No Ípsilon desta semana Alexandra Lucas Coelho conta-nos como nasceu Le Photographe, uma obra estranha e fascinante, meio caminho entre banda desenhada e fotografia com o Afeganistão como pano de fundo. O cunjunto de 3 livros foi premiado no último festival de Angoulême. Didier Lefèvre (1957-2007) é o homem da máquina fotográfica que acompanha uma missão dos Médicos Sem Fronteiras para lá de Feyzabad. Emmanuel Guilbert escreveu e desenhou. Fréderic Lemercier paginou e coloriu. Vale a pena ler o texto da Alexandra. Aguça a vontade de ver e ler esta viagem ao país dos homens de olhos pintados.

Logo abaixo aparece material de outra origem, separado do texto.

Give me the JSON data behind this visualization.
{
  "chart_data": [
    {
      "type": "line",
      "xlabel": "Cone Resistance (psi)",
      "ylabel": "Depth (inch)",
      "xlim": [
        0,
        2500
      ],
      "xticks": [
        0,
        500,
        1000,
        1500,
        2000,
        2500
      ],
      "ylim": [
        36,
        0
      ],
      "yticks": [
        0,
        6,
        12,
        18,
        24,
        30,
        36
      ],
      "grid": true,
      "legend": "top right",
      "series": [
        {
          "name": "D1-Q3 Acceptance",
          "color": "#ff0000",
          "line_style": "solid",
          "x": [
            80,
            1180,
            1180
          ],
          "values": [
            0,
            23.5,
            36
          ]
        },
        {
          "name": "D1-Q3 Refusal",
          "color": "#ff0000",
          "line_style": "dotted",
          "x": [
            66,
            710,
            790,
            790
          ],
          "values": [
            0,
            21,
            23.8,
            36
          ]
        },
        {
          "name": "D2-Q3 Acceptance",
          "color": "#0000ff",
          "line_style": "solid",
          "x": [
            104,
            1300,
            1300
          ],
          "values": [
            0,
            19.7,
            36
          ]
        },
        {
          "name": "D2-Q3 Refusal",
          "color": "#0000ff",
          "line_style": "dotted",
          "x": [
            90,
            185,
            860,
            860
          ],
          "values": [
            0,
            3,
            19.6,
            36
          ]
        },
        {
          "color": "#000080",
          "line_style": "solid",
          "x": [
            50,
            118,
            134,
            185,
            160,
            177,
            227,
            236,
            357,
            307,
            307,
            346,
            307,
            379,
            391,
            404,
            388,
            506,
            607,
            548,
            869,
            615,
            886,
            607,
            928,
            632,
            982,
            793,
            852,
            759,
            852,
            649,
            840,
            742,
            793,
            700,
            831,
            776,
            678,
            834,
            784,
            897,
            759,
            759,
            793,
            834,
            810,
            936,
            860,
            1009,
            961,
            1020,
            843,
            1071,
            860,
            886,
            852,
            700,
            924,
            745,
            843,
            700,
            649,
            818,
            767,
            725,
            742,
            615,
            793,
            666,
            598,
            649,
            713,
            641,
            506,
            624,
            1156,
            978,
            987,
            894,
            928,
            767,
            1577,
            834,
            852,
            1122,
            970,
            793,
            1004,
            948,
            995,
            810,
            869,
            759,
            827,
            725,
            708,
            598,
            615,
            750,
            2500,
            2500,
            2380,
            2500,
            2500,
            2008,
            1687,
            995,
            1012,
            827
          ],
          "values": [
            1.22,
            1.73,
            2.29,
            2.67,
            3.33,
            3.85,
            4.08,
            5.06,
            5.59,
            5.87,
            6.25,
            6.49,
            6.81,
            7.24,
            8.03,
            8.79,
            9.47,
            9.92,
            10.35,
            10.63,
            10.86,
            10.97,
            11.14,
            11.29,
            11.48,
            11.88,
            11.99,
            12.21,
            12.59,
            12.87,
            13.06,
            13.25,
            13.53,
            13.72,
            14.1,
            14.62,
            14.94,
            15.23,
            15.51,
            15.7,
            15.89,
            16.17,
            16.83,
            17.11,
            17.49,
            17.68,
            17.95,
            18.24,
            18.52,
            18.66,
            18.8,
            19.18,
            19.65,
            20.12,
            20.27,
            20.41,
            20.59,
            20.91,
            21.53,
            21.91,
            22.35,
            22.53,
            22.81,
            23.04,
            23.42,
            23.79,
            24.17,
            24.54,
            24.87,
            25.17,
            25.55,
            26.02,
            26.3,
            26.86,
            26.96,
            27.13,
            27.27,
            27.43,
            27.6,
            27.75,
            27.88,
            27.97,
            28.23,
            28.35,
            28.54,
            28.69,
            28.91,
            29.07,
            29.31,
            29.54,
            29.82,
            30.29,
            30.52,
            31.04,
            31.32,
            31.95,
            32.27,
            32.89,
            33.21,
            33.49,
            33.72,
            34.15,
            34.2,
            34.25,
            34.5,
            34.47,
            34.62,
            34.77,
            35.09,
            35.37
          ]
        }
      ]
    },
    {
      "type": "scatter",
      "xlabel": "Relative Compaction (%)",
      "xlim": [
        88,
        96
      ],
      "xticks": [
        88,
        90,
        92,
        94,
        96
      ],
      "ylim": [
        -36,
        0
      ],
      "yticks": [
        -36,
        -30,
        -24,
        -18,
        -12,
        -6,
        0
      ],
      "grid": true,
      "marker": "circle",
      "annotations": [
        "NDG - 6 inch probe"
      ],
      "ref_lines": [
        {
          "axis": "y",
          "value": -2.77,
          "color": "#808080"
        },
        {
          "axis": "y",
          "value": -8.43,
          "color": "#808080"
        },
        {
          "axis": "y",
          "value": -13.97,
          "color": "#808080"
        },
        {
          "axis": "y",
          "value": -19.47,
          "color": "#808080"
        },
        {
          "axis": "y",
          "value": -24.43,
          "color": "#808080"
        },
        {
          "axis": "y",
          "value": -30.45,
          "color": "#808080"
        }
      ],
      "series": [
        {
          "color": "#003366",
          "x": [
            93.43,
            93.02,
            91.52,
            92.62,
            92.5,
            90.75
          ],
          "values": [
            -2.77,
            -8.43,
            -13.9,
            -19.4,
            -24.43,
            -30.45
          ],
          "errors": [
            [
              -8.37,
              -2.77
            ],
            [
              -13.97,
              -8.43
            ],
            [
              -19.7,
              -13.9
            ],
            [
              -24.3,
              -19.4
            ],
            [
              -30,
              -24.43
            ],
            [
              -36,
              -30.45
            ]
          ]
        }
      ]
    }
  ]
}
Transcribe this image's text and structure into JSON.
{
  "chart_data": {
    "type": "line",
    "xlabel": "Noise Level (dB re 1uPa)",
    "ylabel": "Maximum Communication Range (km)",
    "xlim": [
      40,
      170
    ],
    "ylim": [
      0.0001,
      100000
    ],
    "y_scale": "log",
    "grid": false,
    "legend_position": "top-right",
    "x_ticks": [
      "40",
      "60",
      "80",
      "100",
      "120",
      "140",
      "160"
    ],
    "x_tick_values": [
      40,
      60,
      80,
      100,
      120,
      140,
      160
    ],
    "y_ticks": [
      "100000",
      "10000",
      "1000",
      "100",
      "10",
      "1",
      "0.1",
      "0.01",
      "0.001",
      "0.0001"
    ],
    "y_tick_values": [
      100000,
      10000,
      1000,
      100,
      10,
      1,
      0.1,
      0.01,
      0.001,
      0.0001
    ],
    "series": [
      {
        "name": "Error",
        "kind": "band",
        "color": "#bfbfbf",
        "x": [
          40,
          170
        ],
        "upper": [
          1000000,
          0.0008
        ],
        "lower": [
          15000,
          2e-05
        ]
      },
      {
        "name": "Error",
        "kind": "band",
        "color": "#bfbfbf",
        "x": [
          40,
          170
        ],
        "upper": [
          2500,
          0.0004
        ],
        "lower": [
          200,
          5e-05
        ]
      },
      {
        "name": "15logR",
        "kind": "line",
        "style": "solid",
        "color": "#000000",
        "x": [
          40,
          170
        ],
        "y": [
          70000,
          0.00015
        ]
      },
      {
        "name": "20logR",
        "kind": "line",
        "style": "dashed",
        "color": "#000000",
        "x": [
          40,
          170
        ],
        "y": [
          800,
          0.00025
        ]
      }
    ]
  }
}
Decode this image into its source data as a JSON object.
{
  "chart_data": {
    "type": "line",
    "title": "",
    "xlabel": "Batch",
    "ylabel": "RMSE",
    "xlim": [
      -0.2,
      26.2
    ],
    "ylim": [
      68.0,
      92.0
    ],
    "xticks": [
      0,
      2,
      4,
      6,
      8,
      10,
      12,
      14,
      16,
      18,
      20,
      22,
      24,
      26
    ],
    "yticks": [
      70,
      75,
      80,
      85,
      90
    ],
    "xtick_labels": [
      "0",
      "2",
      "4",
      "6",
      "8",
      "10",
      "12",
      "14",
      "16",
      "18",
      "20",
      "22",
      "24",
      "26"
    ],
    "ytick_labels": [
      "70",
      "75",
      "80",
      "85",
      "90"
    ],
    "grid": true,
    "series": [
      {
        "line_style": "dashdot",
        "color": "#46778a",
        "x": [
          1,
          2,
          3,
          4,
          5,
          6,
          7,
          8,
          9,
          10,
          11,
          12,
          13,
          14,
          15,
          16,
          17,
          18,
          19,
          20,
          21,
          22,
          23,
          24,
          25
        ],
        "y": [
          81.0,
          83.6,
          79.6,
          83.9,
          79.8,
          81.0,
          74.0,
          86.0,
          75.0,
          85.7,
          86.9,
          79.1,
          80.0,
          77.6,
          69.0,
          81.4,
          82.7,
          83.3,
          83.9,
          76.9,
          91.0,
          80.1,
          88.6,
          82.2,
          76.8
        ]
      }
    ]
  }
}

O site de Le Photographe, onde se podem folhear algumas páginas, está aqui.
O texto do Ípsilon está aqui.

Le photographe, 3º volume, Retour Solitaire

do mar

© Rui Fonseca

Nasceu em Lisboa um novo espaço inteiramente dedicado à fotografia.
Apesar de ter aberto as portas apenas há uns dias, o projecto da Galeria P4 não está a dar os primeiros passos. É mais um refresh e uma mudança geográfica do trabalho que Luís Trindade tem desenvolvido nesta área.
A Galeria P4, que na loja do CCB já mostrava pequenas exposições, instalou-se na R. dos Navegantes (Lapa) dentro de uma antiga casa de habitação. As fotografias da exposição que deu o tiro de partida, Atlas, espalham-se pelas divisões, onde se pode encontrar ainda uma pequena livraria. Todos os artigos de conservação e restauro comercializados pela loja passaram também a estar aqui disponíveis.
Atlas mostra o trabalho a preto e branco de três fotógrafos portugueses: Carlos M. Fernandes, Rui Fonseca e João Mariano. Entre eles, dois elos de ligação: a costa e o mar. O texto do catálogo, do qual se fizeram apenas 50 exemplares, é de Madalena Lello.
Boa sorte.

Atlas
De Carlos M. Fernandes, Rui Fonseca e João Mariano
Galeria P4, Rua dos Navegantes, 16
De seg. a sáb., das 15h00 às 20h00
Até 10 de Janeiro

17 outubro, 2007

da terra

Cristiano Ronaldo, 2007 (© Vik Muniz)

Inaugurou ontem ao público uma exposição de fotografia, A Terra e a Gente, que antes de ser um grupo de fotografias foi um grupo de esculturas esculpidas no chão. O artista brasileiro Vik Muniz descobriu uma nova maneira de fintar a forma como nos chega a realidade através da imagem fotográfica. Interessam-lhe, ao mesmo tempo, os materiais efémeros e os duráveis – a terra onde esculpe e o papel fotográfico onde a obra final renasce com outra linguagem, com outro códigos visuais.
O portfolio apresentado por Vik Muniz no Museu da Electricidade é formado por dez trabalhos originais, feitos a partir de fotografias de Amália Rodrigues, Fernando Pessoa, António Damásio, Siza Vieira, Cristiano Ronaldo e José Saramago e quatro paisagens.
“Fê-los com humildade e um grande fascínio por Portugal. É uma das primeiras encomendas que Vik Muniz faz a nível mundial. É um privilégio”, disse há dias Albano Silva Pereira na apresentação do projecto. “Quando ele me pediu terra portuguesa percebi o rigor do trabalho. Criou volumes e texturas à volta da terra. Depois devolveu os materiais à fotografia”, acrescentou.
O livro que acompanha a mostra tem textos de Clara Ferreira Alves, Delfim Sardo, Régis Durand e Shelley Rice.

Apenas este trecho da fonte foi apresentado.